A quantitative study indicated that the stream function using only the first term of the series expansion provided satisfactory results for applications when $\gamma \in [0.25,0.65]$ and the moderate axis ratio of the spheroids $\frac{a_3}{a_1}<3.$ It is observed that, as the solid volume fraction of the cell increases, both $F_d^{\left(2\right)}$ and $ReC{d}^{\left(2\right)}$ increase and, specifically for values $\gamma >0.3$, the rate of the increase grows more rapidly as is shown in Figure 11 and Figure 12.

4. Conclusions

In the present manuscript, we further expanded the concept of particle-in-cell models from convex to non-convex ones and particularly to inverted spheroids, and we used this to study the flow of a swarm of erythrocytes (RBCs) into the blood plasma. The particle-in-cell model consists of two confocal inverted prolate spheroids, where the inner one represents the RBC and the exterior one stands for the boundary of the fictitious fluid envelope surrounding the RBC. In this way, we modeled the disturbance that the neighboring erythrocytes of the swarm cause to the flow. The thickness of the fluid envelope was defined so that the fluid volume fraction of the cell should be equal to the fluid volume fraction of the swarm.

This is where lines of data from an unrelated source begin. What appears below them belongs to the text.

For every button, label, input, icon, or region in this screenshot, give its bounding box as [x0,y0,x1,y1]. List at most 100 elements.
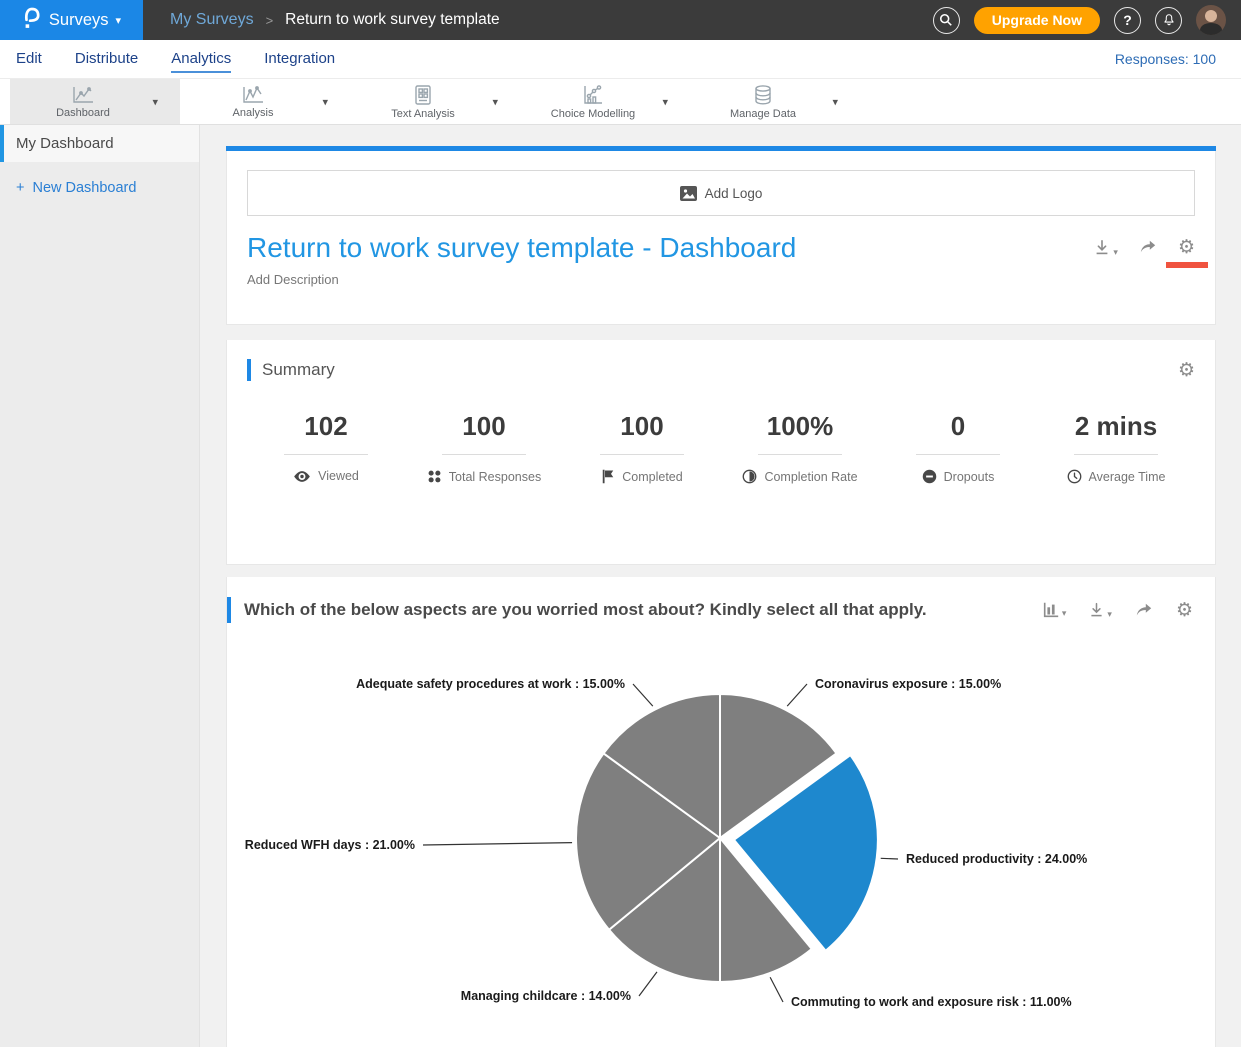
eye-icon [293,470,311,483]
page-title[interactable]: Return to work survey template - Dashboa… [247,232,1093,264]
chevron-down-icon[interactable]: ▾ [322,95,328,108]
stat-value: 100 [563,411,721,442]
bell-icon [1162,13,1176,27]
chevron-down-icon[interactable]: ▾ [492,95,498,108]
breadcrumb-separator: > [266,13,274,28]
stat-viewed: 102 Viewed [247,411,405,484]
tab-integration[interactable]: Integration [264,46,335,73]
tab-distribute[interactable]: Distribute [75,46,138,73]
gear-icon: ⚙ [1178,361,1195,380]
survey-nav: Edit Distribute Analytics Integration Re… [0,40,1241,78]
brand-caret-icon: ▾ [116,14,122,27]
summary-settings-button[interactable]: ⚙ [1178,361,1195,380]
brand-menu[interactable]: Surveys ▾ [0,0,143,40]
breadcrumb-current: Return to work survey template [285,11,500,29]
line-chart-icon [240,85,266,105]
stat-value: 100 [405,411,563,442]
download-chart-button[interactable]: ▾ [1088,601,1112,620]
chevron-down-icon[interactable]: ▾ [832,95,838,108]
share-dashboard-button[interactable] [1138,238,1158,256]
breadcrumb-my-surveys[interactable]: My Surveys [170,11,254,29]
dots-grid-icon [427,469,442,484]
stat-total-responses: 100 Total Responses [405,411,563,484]
dashboard-settings-button[interactable]: ⚙ [1178,238,1195,257]
pie-label: Coronavirus exposure : 15.00% [815,677,1001,691]
workspace: My Dashboard + New Dashboard Add Logo Re… [0,125,1241,1047]
notifications-button[interactable] [1155,7,1182,34]
share-chart-button[interactable] [1134,601,1154,619]
stat-label: Average Time [1089,470,1166,484]
download-icon [1088,601,1105,620]
add-description-field[interactable]: Add Description [247,272,1195,287]
image-icon [680,186,697,201]
share-arrow-icon [1138,238,1158,256]
line-chart-icon [70,85,96,105]
red-highlight-marker [1166,262,1208,268]
pie-chart-area: Coronavirus exposure : 15.00% Reduced pro… [227,647,1215,1047]
search-button[interactable] [933,7,960,34]
toolbar-item-label: Analysis [233,107,274,119]
toolbar-item-choice-modelling[interactable]: Choice Modelling ▾ [520,79,690,124]
stat-label: Viewed [318,469,359,483]
chevron-down-icon[interactable]: ▾ [662,95,668,108]
help-button[interactable]: ? [1114,7,1141,34]
pie-chart[interactable]: Coronavirus exposure : 15.00% Reduced pro… [227,647,1215,1047]
summary-header: Summary ⚙ [247,359,1195,381]
add-logo-dropzone[interactable]: Add Logo [247,170,1195,216]
dashboard-header-card: Add Logo Return to work survey template … [226,151,1216,325]
stat-value: 2 mins [1037,411,1195,442]
pie-label: Reduced productivity : 24.00% [906,852,1087,866]
chevron-down-icon: ▾ [1107,609,1112,620]
divider [284,454,368,455]
new-dashboard-label: New Dashboard [32,180,136,196]
stat-label: Completed [622,470,682,484]
stat-label: Dropouts [944,470,995,484]
add-logo-label: Add Logo [705,186,763,201]
divider [758,454,842,455]
toolbar-item-label: Text Analysis [391,108,455,120]
chart-settings-button[interactable]: ⚙ [1176,601,1193,620]
brand-label: Surveys [49,11,109,30]
summary-card: Summary ⚙ 102 Viewed [226,340,1216,565]
title-row: Return to work survey template - Dashboa… [247,232,1195,264]
document-grid-icon [413,84,433,106]
stat-label: Total Responses [449,470,541,484]
question-card: Which of the below aspects are you worri… [226,577,1216,1047]
tab-analytics[interactable]: Analytics [171,46,231,73]
scatter-chart-icon [581,84,605,106]
toolbar-item-text-analysis[interactable]: Text Analysis ▾ [350,79,520,124]
topbar-actions: Upgrade Now ? [933,0,1241,40]
toolbar-item-dashboard[interactable]: Dashboard ▾ [10,79,180,124]
avatar-body [1200,23,1222,35]
divider [442,454,526,455]
stat-dropouts: 0 Dropouts [879,411,1037,484]
section-accent-bar [247,359,251,381]
toolbar-item-manage-data[interactable]: Manage Data ▾ [690,79,860,124]
responses-count[interactable]: Responses: 100 [1115,51,1216,67]
divider [600,454,684,455]
divider [916,454,1000,455]
pie-label-line [639,972,657,996]
question-header: Which of the below aspects are you worri… [227,597,1215,623]
chart-type-button[interactable]: ▾ [1042,601,1067,619]
sidebar-item-my-dashboard[interactable]: My Dashboard [0,125,199,162]
divider [1074,454,1158,455]
tab-edit[interactable]: Edit [16,46,42,73]
pie-label-line [633,684,653,706]
top-bar: Surveys ▾ My Surveys > Return to work su… [0,0,1241,40]
user-avatar[interactable] [1196,5,1226,35]
pie-label-line [881,858,898,859]
brand-logo-icon [22,6,40,35]
share-arrow-icon [1134,601,1154,619]
analytics-toolbar: Dashboard ▾ Analysis ▾ Text Analysis ▾ C… [0,78,1241,125]
toolbar-item-label: Choice Modelling [551,108,635,120]
summary-title: Summary [262,360,1178,380]
chevron-down-icon[interactable]: ▾ [152,95,158,108]
pie-label-line [423,843,572,845]
pie-label: Adequate safety procedures at work : 15.… [356,677,625,691]
toolbar-item-analysis[interactable]: Analysis ▾ [180,79,350,124]
download-dashboard-button[interactable]: ▾ [1093,238,1118,258]
minus-circle-icon [922,469,937,484]
upgrade-now-button[interactable]: Upgrade Now [974,7,1100,34]
new-dashboard-button[interactable]: + New Dashboard [0,180,199,196]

Due to the physical characteristics of the blood’s flow in capillaries, the inertial non-linear terms of the Navier–Stokes equation are negligible. Furthermore, we assumed that, due to the small diameter of the capillaries, the flow is axisymmetric, which allows the reduction of the original 3D problem to an axisymmetric 3D one and, practically, to a 2D one. Moreover, the axisymmetric Stokes flow was considered to be at a steady state. This provided a very good approximation of the real problem.

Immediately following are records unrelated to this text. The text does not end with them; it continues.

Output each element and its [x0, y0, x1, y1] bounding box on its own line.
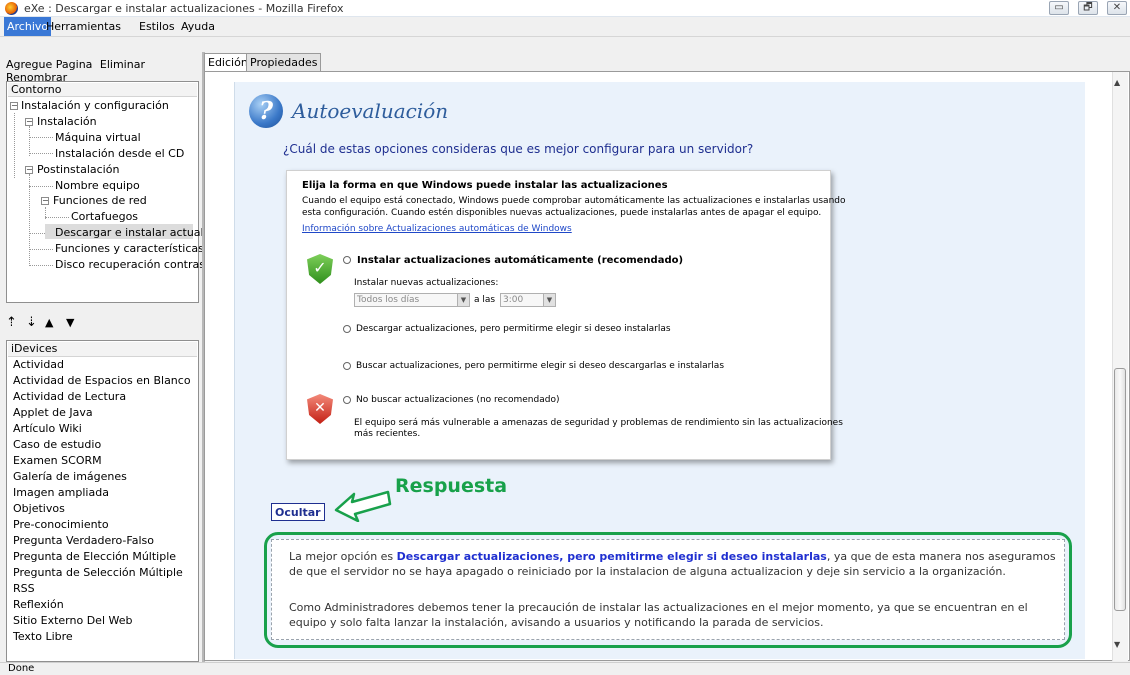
idevice-item[interactable]: Applet de Java	[13, 406, 93, 419]
warning-text: El equipo será más vulnerable a amenazas…	[354, 418, 843, 428]
idevice-item[interactable]: Actividad de Espacios en Blanco	[13, 374, 191, 387]
menu-estilos[interactable]: Estilos	[139, 20, 175, 33]
idevice-item[interactable]: Pregunta Verdadero-Falso	[13, 534, 154, 547]
radio-check	[343, 362, 351, 370]
day-select: Todos los días ▼	[354, 293, 470, 307]
idevice-title: Autoevaluación	[292, 99, 449, 123]
tree-node-descargar-actualizaciones[interactable]: Descargar e instalar actualiz...	[55, 226, 223, 239]
scroll-up-icon[interactable]: ▲	[1114, 78, 1120, 87]
tree-node-maquina-virtual[interactable]: Máquina virtual	[55, 131, 141, 144]
respuesta-annotation: Respuesta	[395, 475, 508, 497]
minimize-button[interactable]: ▭	[1049, 1, 1069, 15]
restore-button[interactable]: 🗗	[1078, 1, 1098, 15]
idevice-item[interactable]: Caso de estudio	[13, 438, 101, 451]
idevice-item[interactable]: Pregunta de Elección Múltiple	[13, 550, 176, 563]
collapse-icon[interactable]: −	[10, 102, 18, 110]
idevice-item[interactable]: Pregunta de Selección Múltiple	[13, 566, 183, 579]
idevice-item[interactable]: Imagen ampliada	[13, 486, 109, 499]
firefox-icon	[5, 2, 18, 15]
option-download: Descargar actualizaciones, pero permitir…	[356, 324, 671, 334]
collapse-icon[interactable]: −	[25, 166, 33, 174]
option-check: Buscar actualizaciones, pero permitirme …	[356, 361, 725, 371]
idevice-item[interactable]: Texto Libre	[13, 630, 73, 643]
promote-node-icon[interactable]: ⇡	[6, 315, 17, 330]
editor-tabs: Edición Propiedades	[204, 53, 1130, 73]
tree-line	[29, 249, 53, 250]
dialog-description: Cuando el equipo está conectado, Windows…	[302, 196, 846, 206]
tree-line	[14, 113, 15, 178]
feedback-highlight: Descargar actualizaciones, pero pemitirm…	[396, 550, 827, 563]
radio-install-auto	[343, 256, 351, 264]
feedback-paragraph-1: La mejor opción es Descargar actualizaci…	[289, 550, 1056, 578]
idevice-item[interactable]: Actividad de Lectura	[13, 390, 126, 403]
radio-never	[343, 396, 351, 404]
idevice-item[interactable]: Actividad	[13, 358, 64, 371]
tree-line	[29, 137, 53, 138]
demote-node-icon[interactable]: ⇣	[26, 315, 37, 330]
scroll-down-icon[interactable]: ▼	[1114, 640, 1120, 649]
tab-edicion[interactable]: Edición	[204, 53, 252, 73]
tree-node-nombre-equipo[interactable]: Nombre equipo	[55, 179, 140, 192]
dialog-info-link: Información sobre Actualizaciones automá…	[302, 224, 572, 234]
collapse-icon[interactable]: −	[41, 197, 49, 205]
dialog-description: esta configuración. Cuando estén disponi…	[302, 208, 822, 218]
menu-herramientas[interactable]: Herramientas	[46, 20, 121, 33]
move-up-icon[interactable]: ▲	[45, 316, 53, 329]
outline-header: Contorno	[8, 83, 197, 97]
warning-text: más recientes.	[354, 429, 421, 439]
status-bar: Done	[0, 662, 1130, 675]
window-title: eXe : Descargar e instalar actualizacion…	[24, 2, 344, 15]
menu-bar: Archivo Herramientas Estilos Ayuda	[0, 17, 1130, 37]
move-down-icon[interactable]: ▼	[66, 316, 74, 329]
idevice-item[interactable]: Galería de imágenes	[13, 470, 127, 483]
scroll-thumb[interactable]	[1114, 368, 1126, 611]
menu-archivo[interactable]: Archivo	[4, 17, 52, 36]
tree-node-instalacion[interactable]: Instalación	[37, 115, 97, 128]
tree-line	[29, 126, 30, 156]
tab-propiedades[interactable]: Propiedades	[246, 53, 322, 72]
question-text: ¿Cuál de estas opciones consideras que e…	[283, 142, 754, 156]
idevice-item[interactable]: Artículo Wiki	[13, 422, 82, 435]
tree-node-funciones-red[interactable]: Funciones de red	[53, 194, 147, 207]
dialog-heading: Elija la forma en que Windows puede inst…	[302, 180, 668, 191]
idevices-header: iDevices	[8, 342, 197, 357]
at-label: a las	[474, 295, 496, 305]
arrow-icon	[334, 490, 392, 522]
hide-feedback-button[interactable]: Ocultar	[271, 503, 325, 521]
tree-line	[29, 186, 53, 187]
tree-node-cortafuegos[interactable]: Cortafuegos	[71, 210, 138, 223]
time-select: 3:00 ▼	[500, 293, 556, 307]
tree-line	[29, 174, 30, 266]
tree-node-postinstalacion[interactable]: Postinstalación	[37, 163, 119, 176]
tree-node-funciones-caracteristicas[interactable]: Funciones y características	[55, 242, 204, 255]
menu-ayuda[interactable]: Ayuda	[181, 20, 215, 33]
add-page-button[interactable]: Agregue Pagina	[6, 58, 92, 71]
page-toolbar: Agregue Pagina Eliminar Renombrar	[6, 58, 198, 84]
delete-page-button[interactable]: Eliminar	[100, 58, 145, 71]
close-button[interactable]: ✕	[1107, 1, 1127, 15]
idevice-item[interactable]: Reflexión	[13, 598, 64, 611]
radio-download	[343, 325, 351, 333]
idevice-item[interactable]: Sitio Externo Del Web	[13, 614, 132, 627]
tree-line	[29, 153, 53, 154]
collapse-icon[interactable]: −	[25, 118, 33, 126]
feedback-paragraph-2: Como Administradores debemos tener la pr…	[289, 601, 1028, 629]
tree-node-instalacion-configuracion[interactable]: Instalación y configuración	[21, 99, 169, 112]
tree-line	[45, 217, 69, 218]
tree-line	[29, 265, 53, 266]
install-new-label: Instalar nuevas actualizaciones:	[354, 278, 499, 288]
idevice-item[interactable]: RSS	[13, 582, 35, 595]
idevice-item[interactable]: Examen SCORM	[13, 454, 102, 467]
option-never: No buscar actualizaciones (no recomendad…	[356, 395, 560, 405]
tree-node-disco-recuperacion[interactable]: Disco recuperación contras...	[55, 258, 215, 271]
idevice-item[interactable]: Objetivos	[13, 502, 65, 515]
tree-node-instalacion-cd[interactable]: Instalación desde el CD	[55, 147, 184, 160]
question-icon: ?	[249, 94, 283, 128]
idevice-item[interactable]: Pre-conocimiento	[13, 518, 109, 531]
option-install-auto: Instalar actualizaciones automáticamente…	[357, 255, 684, 266]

The problem was fully described by a fourth order partial differential equation of elliptic type for a scalar function, ${\psi }_i,$ i.e., $E^{{}^{\prime }4}{\psi }_i=0,$ where ${\psi }_i$ is the stream function, $E^{{}^{\prime }2}$ is the Stokes operator, and $E^{{}^{\prime }4}=E^{{}^{\prime }2}\circ E^{{}^{\prime }2}$ is the Stokes bistream operator. Moreover, the Happel-type boundary conditions were imposed; i.e., on the inner inverted spheroidal surface, no slip conditions were in place, while the fictitious surface was assumed to be impenetrable and free of tangential stresses. These conditions secured that the model is self-sufficient with regard to mechanical energy. Since the inverted spheroidal surface is not smooth enough to apply the given boundary conditions, and due to the complex structure of the kernel space of the Stokes fourth order partial differential operator reflected by its non-separability, the analytical solution was obtained by employing the powerful Kelvin’s inversion method and the semiseparation technique [22]. The Kelvin inversion with respect to a sphere transformed the problem at hand to an equivalent one in the prolate spheroidal coordinates.

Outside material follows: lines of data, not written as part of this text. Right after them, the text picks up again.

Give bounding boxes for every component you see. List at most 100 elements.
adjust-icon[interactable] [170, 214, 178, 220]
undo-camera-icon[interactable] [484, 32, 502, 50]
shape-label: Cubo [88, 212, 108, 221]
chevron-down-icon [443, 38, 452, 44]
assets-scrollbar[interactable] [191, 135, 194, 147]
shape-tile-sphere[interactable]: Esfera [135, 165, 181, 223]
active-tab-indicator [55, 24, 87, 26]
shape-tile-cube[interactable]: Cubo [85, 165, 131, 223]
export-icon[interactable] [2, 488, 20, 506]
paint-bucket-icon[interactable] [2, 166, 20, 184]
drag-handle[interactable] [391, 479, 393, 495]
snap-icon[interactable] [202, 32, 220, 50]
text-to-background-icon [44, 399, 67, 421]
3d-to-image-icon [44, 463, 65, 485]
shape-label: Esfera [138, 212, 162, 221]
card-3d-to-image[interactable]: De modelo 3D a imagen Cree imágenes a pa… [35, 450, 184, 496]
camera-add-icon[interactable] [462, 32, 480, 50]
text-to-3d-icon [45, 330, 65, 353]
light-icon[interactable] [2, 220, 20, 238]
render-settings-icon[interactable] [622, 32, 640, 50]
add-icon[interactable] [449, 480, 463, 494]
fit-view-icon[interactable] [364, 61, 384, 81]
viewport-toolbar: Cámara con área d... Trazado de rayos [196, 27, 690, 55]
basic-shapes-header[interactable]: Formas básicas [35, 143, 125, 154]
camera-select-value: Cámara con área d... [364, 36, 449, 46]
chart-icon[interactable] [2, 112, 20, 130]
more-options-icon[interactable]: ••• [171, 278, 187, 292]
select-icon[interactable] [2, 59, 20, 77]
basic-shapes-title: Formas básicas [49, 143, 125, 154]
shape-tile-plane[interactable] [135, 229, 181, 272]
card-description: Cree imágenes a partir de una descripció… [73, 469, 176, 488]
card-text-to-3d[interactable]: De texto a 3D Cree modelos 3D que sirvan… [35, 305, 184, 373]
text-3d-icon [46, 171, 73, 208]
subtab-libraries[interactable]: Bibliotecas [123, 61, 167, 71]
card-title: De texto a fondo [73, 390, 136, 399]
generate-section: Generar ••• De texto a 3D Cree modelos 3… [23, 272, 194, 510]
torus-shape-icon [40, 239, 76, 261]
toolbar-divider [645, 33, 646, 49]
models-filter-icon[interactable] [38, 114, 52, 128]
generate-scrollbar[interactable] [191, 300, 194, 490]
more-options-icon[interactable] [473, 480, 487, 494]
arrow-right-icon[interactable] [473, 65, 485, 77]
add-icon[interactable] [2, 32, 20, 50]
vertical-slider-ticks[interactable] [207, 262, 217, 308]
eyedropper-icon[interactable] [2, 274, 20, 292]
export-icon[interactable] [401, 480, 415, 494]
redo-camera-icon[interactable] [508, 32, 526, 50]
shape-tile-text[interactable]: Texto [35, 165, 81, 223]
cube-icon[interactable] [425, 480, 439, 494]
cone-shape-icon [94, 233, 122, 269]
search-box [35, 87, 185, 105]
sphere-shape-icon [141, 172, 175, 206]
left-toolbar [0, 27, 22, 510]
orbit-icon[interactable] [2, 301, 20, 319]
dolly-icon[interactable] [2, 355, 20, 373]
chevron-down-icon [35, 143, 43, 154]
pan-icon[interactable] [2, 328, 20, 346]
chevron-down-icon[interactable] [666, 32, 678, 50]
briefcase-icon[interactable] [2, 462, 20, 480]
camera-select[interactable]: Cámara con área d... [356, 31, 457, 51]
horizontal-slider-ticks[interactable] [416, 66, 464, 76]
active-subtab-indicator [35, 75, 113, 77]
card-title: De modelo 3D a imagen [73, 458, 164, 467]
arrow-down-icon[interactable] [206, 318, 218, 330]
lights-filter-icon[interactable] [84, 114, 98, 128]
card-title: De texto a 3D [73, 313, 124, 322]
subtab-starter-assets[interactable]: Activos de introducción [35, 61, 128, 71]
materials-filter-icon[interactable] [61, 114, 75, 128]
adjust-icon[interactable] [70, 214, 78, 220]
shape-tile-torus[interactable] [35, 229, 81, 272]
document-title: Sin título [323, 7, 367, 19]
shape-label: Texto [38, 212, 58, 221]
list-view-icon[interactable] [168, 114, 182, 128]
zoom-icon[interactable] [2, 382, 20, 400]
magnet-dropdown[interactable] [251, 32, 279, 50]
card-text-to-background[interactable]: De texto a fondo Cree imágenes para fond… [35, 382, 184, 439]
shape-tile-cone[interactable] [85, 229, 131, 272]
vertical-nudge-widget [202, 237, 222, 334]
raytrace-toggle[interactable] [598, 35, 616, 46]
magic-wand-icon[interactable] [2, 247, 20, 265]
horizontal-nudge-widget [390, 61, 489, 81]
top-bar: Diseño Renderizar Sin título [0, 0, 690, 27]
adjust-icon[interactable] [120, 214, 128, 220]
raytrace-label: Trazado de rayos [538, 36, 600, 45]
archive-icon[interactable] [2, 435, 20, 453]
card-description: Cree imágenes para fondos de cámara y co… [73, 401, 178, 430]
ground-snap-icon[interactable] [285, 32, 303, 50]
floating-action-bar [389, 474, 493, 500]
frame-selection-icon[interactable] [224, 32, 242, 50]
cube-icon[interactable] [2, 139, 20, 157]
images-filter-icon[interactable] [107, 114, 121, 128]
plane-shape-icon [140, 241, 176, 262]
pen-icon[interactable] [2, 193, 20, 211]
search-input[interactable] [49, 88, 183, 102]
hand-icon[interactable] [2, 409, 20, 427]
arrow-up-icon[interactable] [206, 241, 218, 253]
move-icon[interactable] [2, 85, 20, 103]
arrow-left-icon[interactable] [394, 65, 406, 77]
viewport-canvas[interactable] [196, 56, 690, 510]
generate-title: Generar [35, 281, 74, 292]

In this system, the `new’ stream function $\psi$ was derived in semiseparable form through series expansions of Gegenbauer functions of the first and the second kind of even order [3]. The connecting formula between the stream function $\psi$ in the prolate spheroidal system with the stream function ${\psi }_i$ in the inverted prolate spheroidal system leads to an analytical expansion for the stream function ${\psi }_i$ in R-semiseparable form. These results are in agreement with all the known results in the relevant geometries.

Using the stream function expansion, the velocity field and the macroscopic pressure field were derived accordingly. Streamlines representing $\psi ,$${\psi }_i$, based on the first term of the series expansion, were depicted, shedding light on the quantitative and qualitative characteristics of the particular kind of flow. Moreover, using the first order approximation of the stream function, quantities of bioengineering interest—the drag force $F_d^{\left(2\right)}$ and the drag coefficient $ReC{d}^{\left(2\right)}$—were calculated and plotted versus the solid volume fraction of the cell, $\gamma .$

The obtained analytical results may be further used for the analytical investigation of mass transport phenomena in blood flow, such as drug delivery or as a benchmark in relative numerical models.